With capitalism, though, money is invested in order to produce a commodity, which is sold for money: M → C → M. But if the value of the first M is the same as the second, there’s not much point going to the trouble of turning the first M into C, only to get the same M back again. The logic of the process is really M → C → M’, where M’ > M. And there in a nutshell is the massive transformative power of capitalism: once you unleash the pure logic of M’ > M, anything that stands in its way will ultimately be crushed. That’s why in the average arable field, you’re only likely to see the occasional farmworker driving a massive spraying rig, and not dozens of thoughtful polycultural agroecologists.
For the purposes of this post, I’m remaining agnostic about the pros and cons of modern pesticide regimens. There are those who like to argue that there’s nothing to worry about – mostly by stressing that pesticide levels fall within the range deemed safe by government bodies and by impugning the credentials or agenda of anyone who says otherwise. Presumably, unless they’re shareholders in agrochemical companies, even these folks would agree that it’s not an active virtue to spray our crops with pesticides.

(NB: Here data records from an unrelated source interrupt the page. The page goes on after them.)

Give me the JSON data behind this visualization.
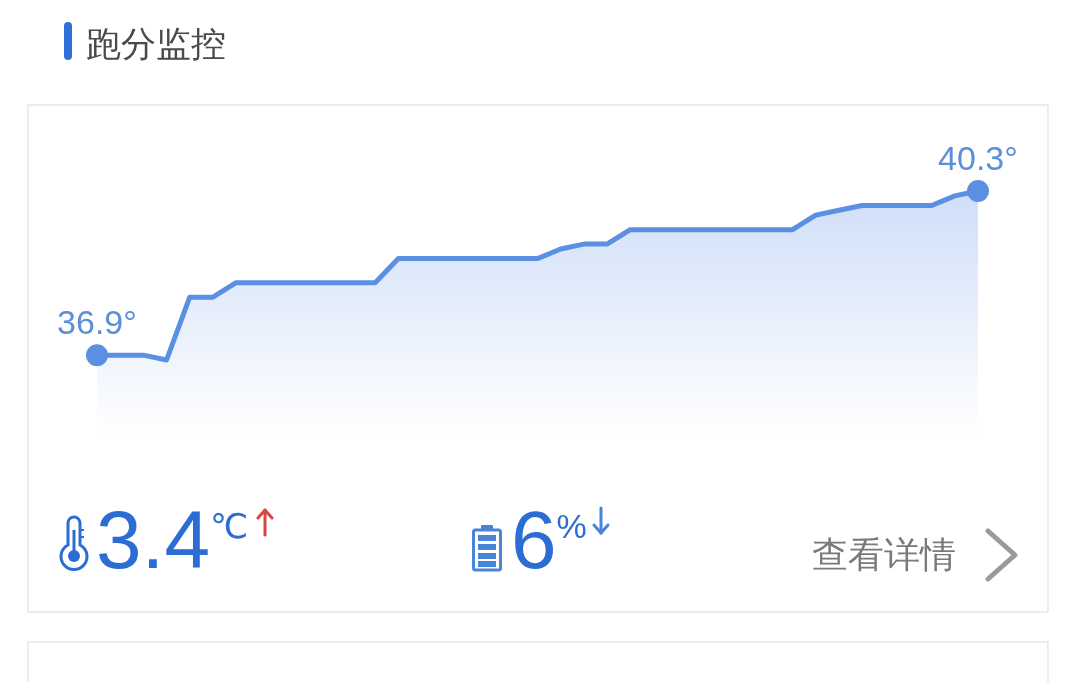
{
  "chart_data": {
    "type": "area",
    "title": "跑分监控",
    "categories": [
      null,
      null,
      null,
      null,
      null,
      null,
      null,
      null,
      null,
      null,
      null,
      null,
      null,
      null,
      null,
      null,
      null,
      null,
      null,
      null,
      null,
      null,
      null,
      null,
      null,
      null,
      null,
      null,
      null,
      null,
      null,
      null,
      null,
      null,
      null,
      null,
      null,
      null,
      null
    ],
    "values": [
      36.9,
      36.9,
      36.9,
      36.8,
      38.1,
      38.1,
      38.4,
      38.4,
      38.4,
      38.4,
      38.4,
      38.4,
      38.4,
      38.9,
      38.9,
      38.9,
      38.9,
      38.9,
      38.9,
      38.9,
      39.1,
      39.2,
      39.2,
      39.5,
      39.5,
      39.5,
      39.5,
      39.5,
      39.5,
      39.5,
      39.5,
      39.8,
      39.9,
      40.0,
      40.0,
      40.0,
      40.0,
      40.2,
      40.3
    ],
    "value_labels": [
      "36.9°",
      null,
      null,
      null,
      null,
      null,
      null,
      null,
      null,
      null,
      null,
      null,
      null,
      null,
      null,
      null,
      null,
      null,
      null,
      null,
      null,
      null,
      null,
      null,
      null,
      null,
      null,
      null,
      null,
      null,
      null,
      null,
      null,
      null,
      null,
      null,
      null,
      null,
      "40.3°"
    ],
    "color": "#5b8fe2",
    "annotations": [
      "3.4$^{℃}$",
      "6$^{%}$",
      "查看详情"
    ]
  }
}
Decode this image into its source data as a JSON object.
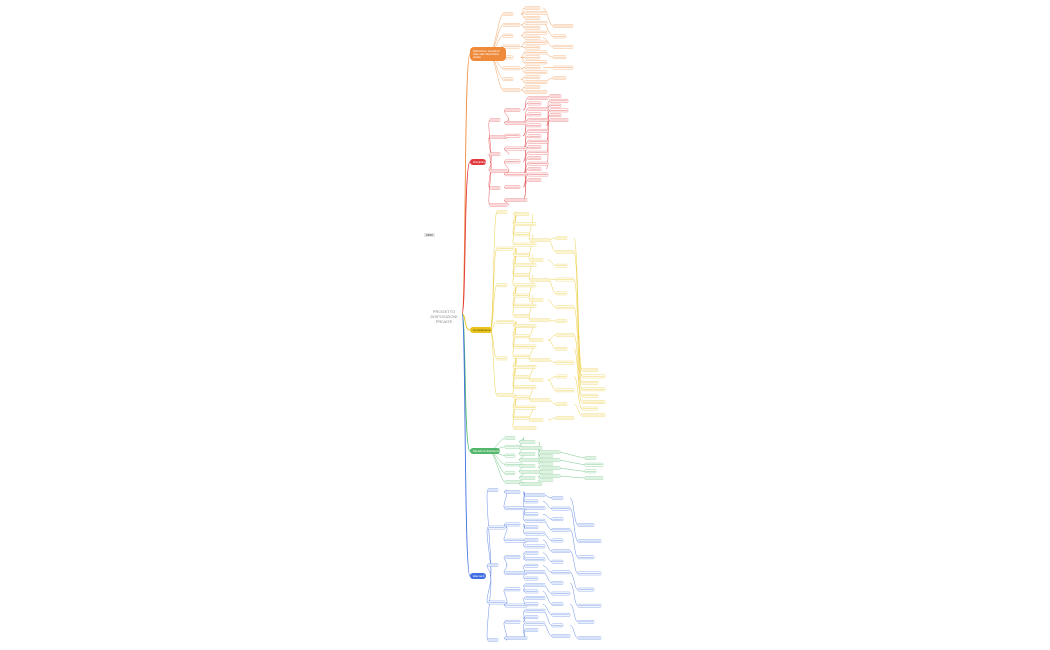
{
  "root": {
    "title_lines": [
      "PROGETTO",
      "DISPOSIZIONI",
      "PRIVATE"
    ]
  },
  "floating_label": "xxxx",
  "branches": [
    {
      "name": "orange",
      "color": "#ef8a3a",
      "label": "Definizioni e concetti di base sulle disposizioni private"
    },
    {
      "name": "red",
      "color": "#e2393e",
      "label": "Disciplina"
    },
    {
      "name": "yellow",
      "color": "#e8c31c",
      "label": "Cumulazione"
    },
    {
      "name": "green",
      "color": "#52b76a",
      "label": "Modelli di distribuzione"
    },
    {
      "name": "blue",
      "color": "#3f6fe0",
      "label": "Elementi"
    }
  ],
  "colors": {
    "root_text": "#8a8a8a",
    "background": "#ffffff"
  }
}
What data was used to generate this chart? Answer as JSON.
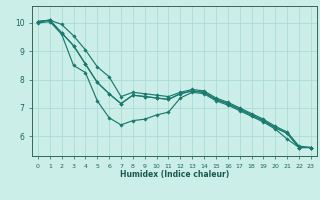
{
  "xlabel": "Humidex (Indice chaleur)",
  "bg_color": "#cceee8",
  "grid_color": "#aaddd5",
  "line_color": "#1a7a6e",
  "xlim": [
    -0.5,
    23.5
  ],
  "ylim": [
    5.3,
    10.6
  ],
  "yticks": [
    6,
    7,
    8,
    9,
    10
  ],
  "xticks": [
    0,
    1,
    2,
    3,
    4,
    5,
    6,
    7,
    8,
    9,
    10,
    11,
    12,
    13,
    14,
    15,
    16,
    17,
    18,
    19,
    20,
    21,
    22,
    23
  ],
  "series": [
    [
      10.05,
      10.1,
      9.95,
      9.55,
      9.05,
      8.45,
      8.1,
      7.4,
      7.55,
      7.5,
      7.45,
      7.4,
      7.55,
      7.65,
      7.6,
      7.35,
      7.2,
      7.0,
      6.8,
      6.6,
      6.35,
      6.15,
      5.65,
      5.6
    ],
    [
      10.05,
      10.1,
      9.65,
      9.2,
      8.55,
      7.9,
      7.5,
      7.15,
      7.45,
      7.4,
      7.35,
      7.3,
      7.5,
      7.6,
      7.55,
      7.3,
      7.15,
      6.95,
      6.75,
      6.55,
      6.3,
      6.1,
      5.6,
      5.6
    ],
    [
      10.05,
      10.1,
      9.65,
      9.2,
      8.55,
      7.9,
      7.5,
      7.15,
      7.45,
      7.4,
      7.35,
      7.3,
      7.5,
      7.6,
      7.55,
      7.3,
      7.15,
      6.95,
      6.75,
      6.55,
      6.3,
      6.1,
      5.6,
      5.6
    ],
    [
      10.0,
      10.05,
      9.6,
      8.5,
      8.25,
      7.25,
      6.65,
      6.4,
      6.55,
      6.6,
      6.75,
      6.85,
      7.35,
      7.55,
      7.5,
      7.25,
      7.1,
      6.9,
      6.7,
      6.5,
      6.25,
      5.9,
      5.6,
      5.6
    ]
  ]
}
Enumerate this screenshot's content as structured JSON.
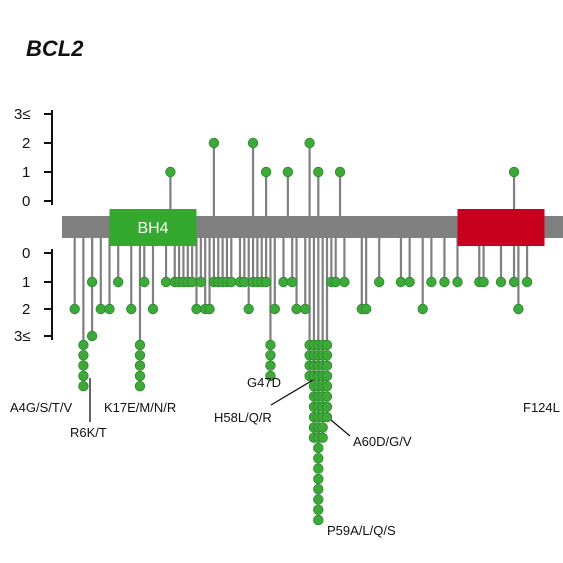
{
  "title": "BCL2",
  "chart_data": {
    "type": "lollipop",
    "top_axis_ticks": [
      "3≤",
      "2",
      "1",
      "0"
    ],
    "bottom_axis_ticks": [
      "0",
      "1",
      "2",
      "3≤"
    ],
    "domains": [
      {
        "name": "BH4",
        "start": 10,
        "end": 30,
        "color": "#35a82e",
        "label": "BH4"
      },
      {
        "name": "second-domain",
        "start": 90,
        "end": 110,
        "color": "#c8001e",
        "label": ""
      }
    ],
    "top_mutations": [
      {
        "pos": 24,
        "count": 1
      },
      {
        "pos": 34,
        "count": 2
      },
      {
        "pos": 43,
        "count": 2
      },
      {
        "pos": 46,
        "count": 1
      },
      {
        "pos": 51,
        "count": 1
      },
      {
        "pos": 56,
        "count": 2
      },
      {
        "pos": 58,
        "count": 1
      },
      {
        "pos": 63,
        "count": 1
      },
      {
        "pos": 103,
        "count": 1
      }
    ],
    "bottom_mutations": [
      {
        "pos": 2,
        "count": 2
      },
      {
        "pos": 4,
        "count": 5
      },
      {
        "pos": 6,
        "count": 1
      },
      {
        "pos": 6,
        "count": 3
      },
      {
        "pos": 8,
        "count": 2
      },
      {
        "pos": 10,
        "count": 2
      },
      {
        "pos": 12,
        "count": 1
      },
      {
        "pos": 15,
        "count": 2
      },
      {
        "pos": 17,
        "count": 5
      },
      {
        "pos": 18,
        "count": 1
      },
      {
        "pos": 20,
        "count": 2
      },
      {
        "pos": 23,
        "count": 1
      },
      {
        "pos": 25,
        "count": 1
      },
      {
        "pos": 26,
        "count": 1
      },
      {
        "pos": 27,
        "count": 1
      },
      {
        "pos": 28,
        "count": 1
      },
      {
        "pos": 29,
        "count": 1
      },
      {
        "pos": 30,
        "count": 2
      },
      {
        "pos": 31,
        "count": 1
      },
      {
        "pos": 32,
        "count": 2
      },
      {
        "pos": 33,
        "count": 2
      },
      {
        "pos": 34,
        "count": 1
      },
      {
        "pos": 35,
        "count": 1
      },
      {
        "pos": 36,
        "count": 1
      },
      {
        "pos": 37,
        "count": 1
      },
      {
        "pos": 38,
        "count": 1
      },
      {
        "pos": 40,
        "count": 1
      },
      {
        "pos": 41,
        "count": 1
      },
      {
        "pos": 42,
        "count": 2
      },
      {
        "pos": 43,
        "count": 1
      },
      {
        "pos": 44,
        "count": 1
      },
      {
        "pos": 45,
        "count": 1
      },
      {
        "pos": 46,
        "count": 1
      },
      {
        "pos": 47,
        "count": 4
      },
      {
        "pos": 48,
        "count": 2
      },
      {
        "pos": 50,
        "count": 1
      },
      {
        "pos": 52,
        "count": 1
      },
      {
        "pos": 53,
        "count": 2
      },
      {
        "pos": 55,
        "count": 2
      },
      {
        "pos": 56,
        "count": 4
      },
      {
        "pos": 57,
        "count": 10
      },
      {
        "pos": 58,
        "count": 22
      },
      {
        "pos": 59,
        "count": 10
      },
      {
        "pos": 60,
        "count": 8
      },
      {
        "pos": 61,
        "count": 1
      },
      {
        "pos": 62,
        "count": 1
      },
      {
        "pos": 64,
        "count": 1
      },
      {
        "pos": 68,
        "count": 2
      },
      {
        "pos": 69,
        "count": 2
      },
      {
        "pos": 72,
        "count": 1
      },
      {
        "pos": 77,
        "count": 1
      },
      {
        "pos": 79,
        "count": 1
      },
      {
        "pos": 82,
        "count": 2
      },
      {
        "pos": 84,
        "count": 1
      },
      {
        "pos": 87,
        "count": 1
      },
      {
        "pos": 90,
        "count": 1
      },
      {
        "pos": 95,
        "count": 1
      },
      {
        "pos": 96,
        "count": 1
      },
      {
        "pos": 100,
        "count": 1
      },
      {
        "pos": 103,
        "count": 1
      },
      {
        "pos": 104,
        "count": 2
      },
      {
        "pos": 106,
        "count": 1
      }
    ],
    "annotations": [
      {
        "text": "A4G/S/T/V"
      },
      {
        "text": "R6K/T"
      },
      {
        "text": "K17E/M/N/R"
      },
      {
        "text": "G47D"
      },
      {
        "text": "H58L/Q/R"
      },
      {
        "text": "A60D/G/V"
      },
      {
        "text": "P59A/L/Q/S"
      },
      {
        "text": "F124L"
      }
    ]
  },
  "colors": {
    "dot": "#3ea83a",
    "dot_stroke": "#2b8a2a",
    "stem": "#808080",
    "backbone": "#808080",
    "axis": "#111111"
  }
}
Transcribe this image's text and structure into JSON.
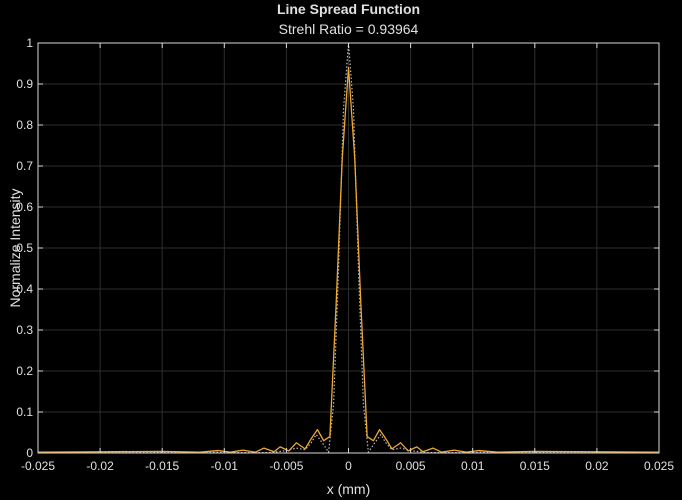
{
  "chart_data": {
    "type": "line",
    "title": "Line Spread Function",
    "subtitle": "Strehl Ratio = 0.93964",
    "xlabel": "x (mm)",
    "ylabel": "Normalize Intensity",
    "xlim": [
      -0.025,
      0.025
    ],
    "ylim": [
      0,
      1
    ],
    "x_ticks": [
      -0.025,
      -0.02,
      -0.015,
      -0.01,
      -0.005,
      0,
      0.005,
      0.01,
      0.015,
      0.02,
      0.025
    ],
    "x_tick_labels": [
      "-0.025",
      "-0.02",
      "-0.015",
      "-0.01",
      "-0.005",
      "0",
      "0.005",
      "0.01",
      "0.015",
      "0.02",
      "0.025"
    ],
    "y_ticks": [
      0,
      0.1,
      0.2,
      0.3,
      0.4,
      0.5,
      0.6,
      0.7,
      0.8,
      0.9,
      1
    ],
    "y_tick_labels": [
      "0",
      "0.1",
      "0.2",
      "0.3",
      "0.4",
      "0.5",
      "0.6",
      "0.7",
      "0.8",
      "0.9",
      "1"
    ],
    "grid": true,
    "series": [
      {
        "style": "solid",
        "color": "#f0a830",
        "x": [
          -0.025,
          -0.02,
          -0.015,
          -0.012,
          -0.0105,
          -0.0095,
          -0.0085,
          -0.0075,
          -0.0068,
          -0.006,
          -0.0055,
          -0.0048,
          -0.0042,
          -0.0035,
          -0.003,
          -0.0025,
          -0.002,
          -0.0015,
          -0.001,
          -0.0005,
          0,
          0.0005,
          0.001,
          0.0015,
          0.002,
          0.0025,
          0.003,
          0.0035,
          0.0042,
          0.0048,
          0.0055,
          0.006,
          0.0068,
          0.0075,
          0.0085,
          0.0095,
          0.0105,
          0.012,
          0.015,
          0.02,
          0.025
        ],
        "y": [
          0.002,
          0.003,
          0.004,
          0.002,
          0.006,
          0.002,
          0.007,
          0.002,
          0.012,
          0.003,
          0.015,
          0.005,
          0.025,
          0.01,
          0.035,
          0.057,
          0.03,
          0.04,
          0.36,
          0.72,
          0.94,
          0.72,
          0.36,
          0.04,
          0.03,
          0.057,
          0.035,
          0.01,
          0.025,
          0.005,
          0.015,
          0.003,
          0.012,
          0.002,
          0.007,
          0.002,
          0.006,
          0.002,
          0.004,
          0.003,
          0.002
        ]
      },
      {
        "style": "dotted",
        "color": "#bbbbbb",
        "x": [
          -0.025,
          -0.012,
          -0.009,
          -0.0062,
          -0.005,
          -0.0042,
          -0.0035,
          -0.003,
          -0.0026,
          -0.002,
          -0.0016,
          -0.0012,
          -0.0008,
          -0.0004,
          0,
          0.0004,
          0.0008,
          0.0012,
          0.0016,
          0.002,
          0.0026,
          0.003,
          0.0035,
          0.0042,
          0.005,
          0.0062,
          0.009,
          0.012,
          0.025
        ],
        "y": [
          0.001,
          0.002,
          0.001,
          0.001,
          0.006,
          0.012,
          0.008,
          0.025,
          0.045,
          0.02,
          0.002,
          0.12,
          0.45,
          0.84,
          1.0,
          0.84,
          0.45,
          0.12,
          0.002,
          0.02,
          0.045,
          0.025,
          0.008,
          0.012,
          0.006,
          0.001,
          0.001,
          0.002,
          0.001
        ]
      }
    ]
  }
}
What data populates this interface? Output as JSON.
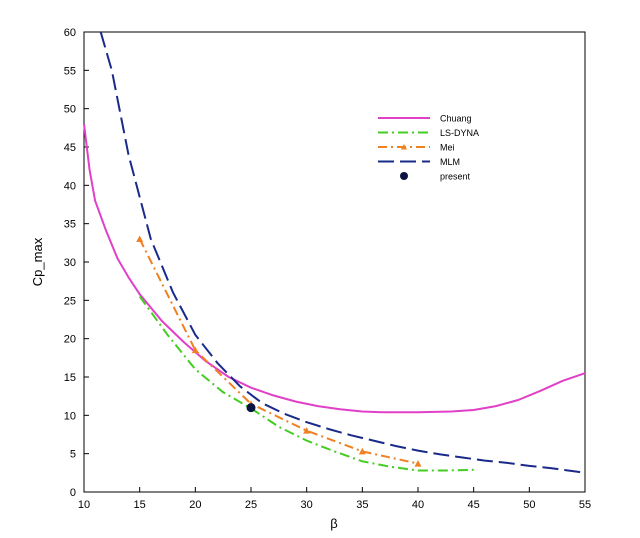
{
  "chart_data": {
    "type": "line",
    "title": "",
    "xlabel": "β",
    "ylabel": "Cp_max",
    "xlim": [
      10,
      55
    ],
    "ylim": [
      0,
      60
    ],
    "xticks": [
      10,
      15,
      20,
      25,
      30,
      35,
      40,
      45,
      50,
      55
    ],
    "yticks": [
      0,
      5,
      10,
      15,
      20,
      25,
      30,
      35,
      40,
      45,
      50,
      55,
      60
    ],
    "grid": false,
    "legend_position": "top-right",
    "series": [
      {
        "name": "Chuang",
        "style": "solid",
        "color": "#e040c8",
        "x": [
          10,
          10.5,
          11,
          12,
          13,
          14,
          15,
          17,
          19,
          21,
          23,
          25,
          27,
          29,
          31,
          33,
          35,
          37,
          40,
          43,
          45,
          47,
          49,
          51,
          53,
          55
        ],
        "y": [
          48,
          42,
          38,
          34,
          30.5,
          28,
          25.8,
          22.3,
          19.5,
          17,
          15,
          13.6,
          12.6,
          11.8,
          11.2,
          10.8,
          10.5,
          10.4,
          10.4,
          10.5,
          10.7,
          11.2,
          12,
          13.2,
          14.5,
          15.5
        ]
      },
      {
        "name": "LS-DYNA",
        "style": "dashdot",
        "color": "#44cc22",
        "x": [
          15,
          17.5,
          20,
          22.5,
          25,
          27.5,
          30,
          32.5,
          35,
          37.5,
          40,
          41,
          42.5,
          45
        ],
        "y": [
          25.5,
          20.5,
          16,
          13,
          10.9,
          8.5,
          6.7,
          5.3,
          4,
          3.3,
          2.8,
          2.8,
          2.8,
          2.9
        ]
      },
      {
        "name": "Mei",
        "style": "dashdotmarker",
        "color": "#f08020",
        "x": [
          15,
          20,
          25,
          30,
          35,
          40
        ],
        "y": [
          33,
          18.5,
          11.5,
          8,
          5.3,
          3.7
        ]
      },
      {
        "name": "MLM",
        "style": "longdash",
        "color": "#1a2a8a",
        "x": [
          11.5,
          12.5,
          14,
          16,
          18,
          20,
          22,
          24,
          26,
          28,
          30,
          32,
          34,
          36,
          38,
          40,
          42,
          44,
          46,
          48,
          50,
          52,
          54,
          55
        ],
        "y": [
          60,
          55,
          44,
          33,
          26,
          20.5,
          16.8,
          13.8,
          11.6,
          10.2,
          9.1,
          8.2,
          7.4,
          6.7,
          6,
          5.4,
          4.9,
          4.5,
          4.1,
          3.8,
          3.4,
          3.1,
          2.7,
          2.5
        ]
      },
      {
        "name": "present",
        "style": "point",
        "color": "#0a1440",
        "x": [
          25
        ],
        "y": [
          11
        ]
      }
    ]
  }
}
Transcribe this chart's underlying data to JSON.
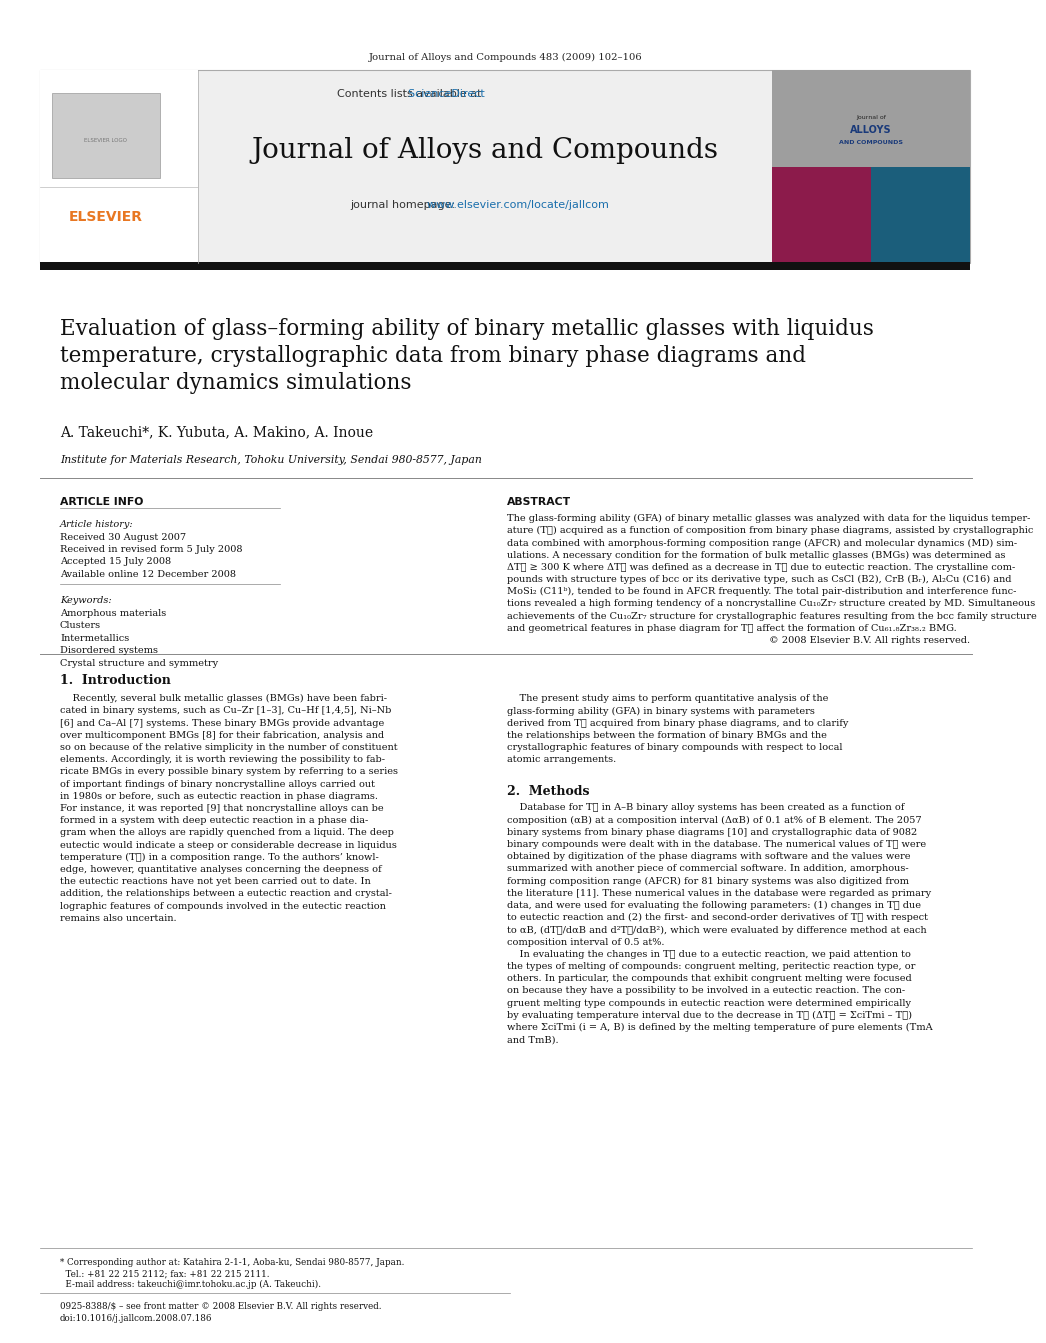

But whatever the rights or wrongs of doing it, the crops are going to stay sprayed so long as we make M’ > M the primary logic impelling our economic system.
Coming back to my thought experiment, barring an unprecedentedly massive genocide or natural disaster, that kind of population decrease clearly isn’t going to happen. For sure, there’s a good case for nudging humanity towards lower numbers by using the various small policy levers available. But human population dynamics are a path-dependent and highly complex system which can’t easily be manipulated by wishing things were different. It’s not an ‘elephant in the room’ that, once identified, is easily resolved.
By that logic, you could say the same of capitalism. I think Marx was definitely onto something with his C → M → Cs and his M → C→ Ms, but it now seems pretty clear that some magic solution to the world’s problems is not going to fall from the sky simply through the overthrow of capitalism. Complex problems require complex solutions. There is no elephant in the room. Or else maybe there are many.
Still, I don’t think the shortage of elephants takes us right back to square one. We’ve learned a couple of useful things along the way here. The first is that humans experience the brute facts of nature through the conditioning grid of our culture. That doesn’t mean there’s some kind of law that human culture always overcomes the challenges of the natural world – often enough it manifestly hasn’t. But human culture always mediates those challenges. Which is why I’m pretty sure that whatever shape the problem of human population might have, it doesn’t resemble an elephant.
The second useful thing is that, however complex our problems are, there may be particular pressure points within our cultural mediation of the world where it’s really worth focusing political attention if we want to change things. I think the hard logic of M’ > M is probably one of them.
Notes
- Fleming, D. 2016. Lean Logic, p.5.